I think much of the problem in the Twin Cities at least was a lack of a clear idea of how radicals could meaningfully engage with the shutdown. I actually wish I had paid a bit more attention to the shutdown while it was on because I think some really interesting things were happening in how the media was used by various forces to shape public perception about the crisis (for instance there was a huge buildup and plenty of front page coverage about how MillerCoors hadn't gotten their state license renewed in time and would have their products pulled from shelves, but working in the industry I can tell you that that was never a real possibility and the whole thing was just a phantom concern. Who put that story out there and why?) Radicals don't have a base of power to attack the actual roots of the shutdown, which were basically an inability of the two capitalist parties to get along on a few ideological issues that have to do with their constituencies and a willingness to shut down non-essential services for a bit to prove to their constituencies their seriousness on them. The compromise was inevitable and honestly it's good that Gov Dayton (D) is as limousine liberal as he is, because the Republicans initially were calling for laying off of 15% of state employees and they meant it.

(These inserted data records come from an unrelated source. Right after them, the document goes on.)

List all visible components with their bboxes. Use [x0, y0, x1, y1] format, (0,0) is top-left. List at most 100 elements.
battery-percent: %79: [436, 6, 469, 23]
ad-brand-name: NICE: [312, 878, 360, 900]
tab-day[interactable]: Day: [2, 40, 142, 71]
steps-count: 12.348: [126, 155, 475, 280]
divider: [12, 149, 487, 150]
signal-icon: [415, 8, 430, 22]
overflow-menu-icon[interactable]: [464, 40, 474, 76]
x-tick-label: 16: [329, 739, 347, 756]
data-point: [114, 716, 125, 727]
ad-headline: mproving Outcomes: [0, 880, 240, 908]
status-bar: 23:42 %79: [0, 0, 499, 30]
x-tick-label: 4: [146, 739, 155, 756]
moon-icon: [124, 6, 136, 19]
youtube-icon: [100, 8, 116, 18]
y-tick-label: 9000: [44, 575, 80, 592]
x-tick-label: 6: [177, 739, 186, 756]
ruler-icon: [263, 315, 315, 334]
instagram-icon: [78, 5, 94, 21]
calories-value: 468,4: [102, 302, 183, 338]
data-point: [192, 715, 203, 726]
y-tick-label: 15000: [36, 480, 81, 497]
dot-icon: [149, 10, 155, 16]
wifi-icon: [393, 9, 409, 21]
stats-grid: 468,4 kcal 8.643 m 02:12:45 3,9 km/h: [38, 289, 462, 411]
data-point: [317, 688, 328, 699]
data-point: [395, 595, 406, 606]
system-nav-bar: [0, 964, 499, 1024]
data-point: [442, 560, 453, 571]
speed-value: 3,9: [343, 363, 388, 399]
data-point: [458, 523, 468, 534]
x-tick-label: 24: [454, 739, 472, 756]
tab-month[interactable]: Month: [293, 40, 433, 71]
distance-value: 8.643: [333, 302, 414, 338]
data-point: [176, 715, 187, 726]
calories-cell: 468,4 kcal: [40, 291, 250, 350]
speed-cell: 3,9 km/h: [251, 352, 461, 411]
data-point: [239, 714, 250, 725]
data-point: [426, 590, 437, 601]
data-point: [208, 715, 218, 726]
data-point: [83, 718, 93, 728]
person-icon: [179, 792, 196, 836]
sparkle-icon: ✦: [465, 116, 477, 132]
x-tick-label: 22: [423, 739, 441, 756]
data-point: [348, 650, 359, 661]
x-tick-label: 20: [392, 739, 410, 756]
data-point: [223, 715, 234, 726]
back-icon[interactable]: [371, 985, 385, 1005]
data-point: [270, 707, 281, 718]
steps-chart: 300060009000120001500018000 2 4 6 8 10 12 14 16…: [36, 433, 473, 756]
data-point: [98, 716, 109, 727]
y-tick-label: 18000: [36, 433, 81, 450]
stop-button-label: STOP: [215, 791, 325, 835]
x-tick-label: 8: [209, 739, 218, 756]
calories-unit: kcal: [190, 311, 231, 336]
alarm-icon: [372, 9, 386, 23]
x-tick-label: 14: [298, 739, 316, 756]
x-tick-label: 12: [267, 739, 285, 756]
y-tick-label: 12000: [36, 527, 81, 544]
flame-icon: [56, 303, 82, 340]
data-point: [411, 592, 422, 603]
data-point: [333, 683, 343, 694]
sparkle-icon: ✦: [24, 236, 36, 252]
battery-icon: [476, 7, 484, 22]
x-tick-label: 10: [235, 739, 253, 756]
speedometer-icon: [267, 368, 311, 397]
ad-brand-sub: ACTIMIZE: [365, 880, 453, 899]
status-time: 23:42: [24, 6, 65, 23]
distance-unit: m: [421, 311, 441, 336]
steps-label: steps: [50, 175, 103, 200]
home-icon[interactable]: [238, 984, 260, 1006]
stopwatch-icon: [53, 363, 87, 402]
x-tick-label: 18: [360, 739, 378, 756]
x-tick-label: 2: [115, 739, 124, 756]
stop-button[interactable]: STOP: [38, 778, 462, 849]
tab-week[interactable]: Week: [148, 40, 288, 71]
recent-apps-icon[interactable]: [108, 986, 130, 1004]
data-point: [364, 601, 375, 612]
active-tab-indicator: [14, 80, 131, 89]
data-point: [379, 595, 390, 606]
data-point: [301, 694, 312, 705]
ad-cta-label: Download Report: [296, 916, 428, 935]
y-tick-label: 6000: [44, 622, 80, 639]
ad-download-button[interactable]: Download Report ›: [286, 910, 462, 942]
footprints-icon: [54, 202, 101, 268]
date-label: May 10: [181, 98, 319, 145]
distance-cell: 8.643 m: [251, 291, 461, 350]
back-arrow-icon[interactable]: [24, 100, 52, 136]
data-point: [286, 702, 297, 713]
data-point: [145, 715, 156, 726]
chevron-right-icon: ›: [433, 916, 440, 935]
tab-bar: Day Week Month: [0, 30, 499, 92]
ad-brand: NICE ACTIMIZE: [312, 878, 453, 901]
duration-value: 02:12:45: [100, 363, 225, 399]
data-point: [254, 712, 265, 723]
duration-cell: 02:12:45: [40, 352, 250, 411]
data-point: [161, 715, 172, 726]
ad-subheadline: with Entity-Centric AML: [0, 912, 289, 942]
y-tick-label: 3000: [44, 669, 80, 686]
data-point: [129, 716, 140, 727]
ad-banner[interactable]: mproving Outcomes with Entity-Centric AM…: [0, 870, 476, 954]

I think this battle between the two parties is just the latest salvo in a war that broke out in the spring in Wisconsin, where the capitalist interests represented by the Republicans are moving to destroy social services and public sector unions. Until we can build up a meaningful alternative to actually constitute the might of the working class against these attacks, we will continue to be "represented" by the Democrats on this issue, who in Wisconsin, Michigan, Minnesota, Massachusetts and beyond have admirably performed their role as the shepherds of working class resentment, allowing us to blow off some steam and then leading us back out of the street to wait til election day so everything can change. And we will continue to be out in the cold during situations like the Minnesota shutdown, howling vainly against the two parties from a position of weakness.

It's been repeated so often that's practically banal, but we just need more better organizing.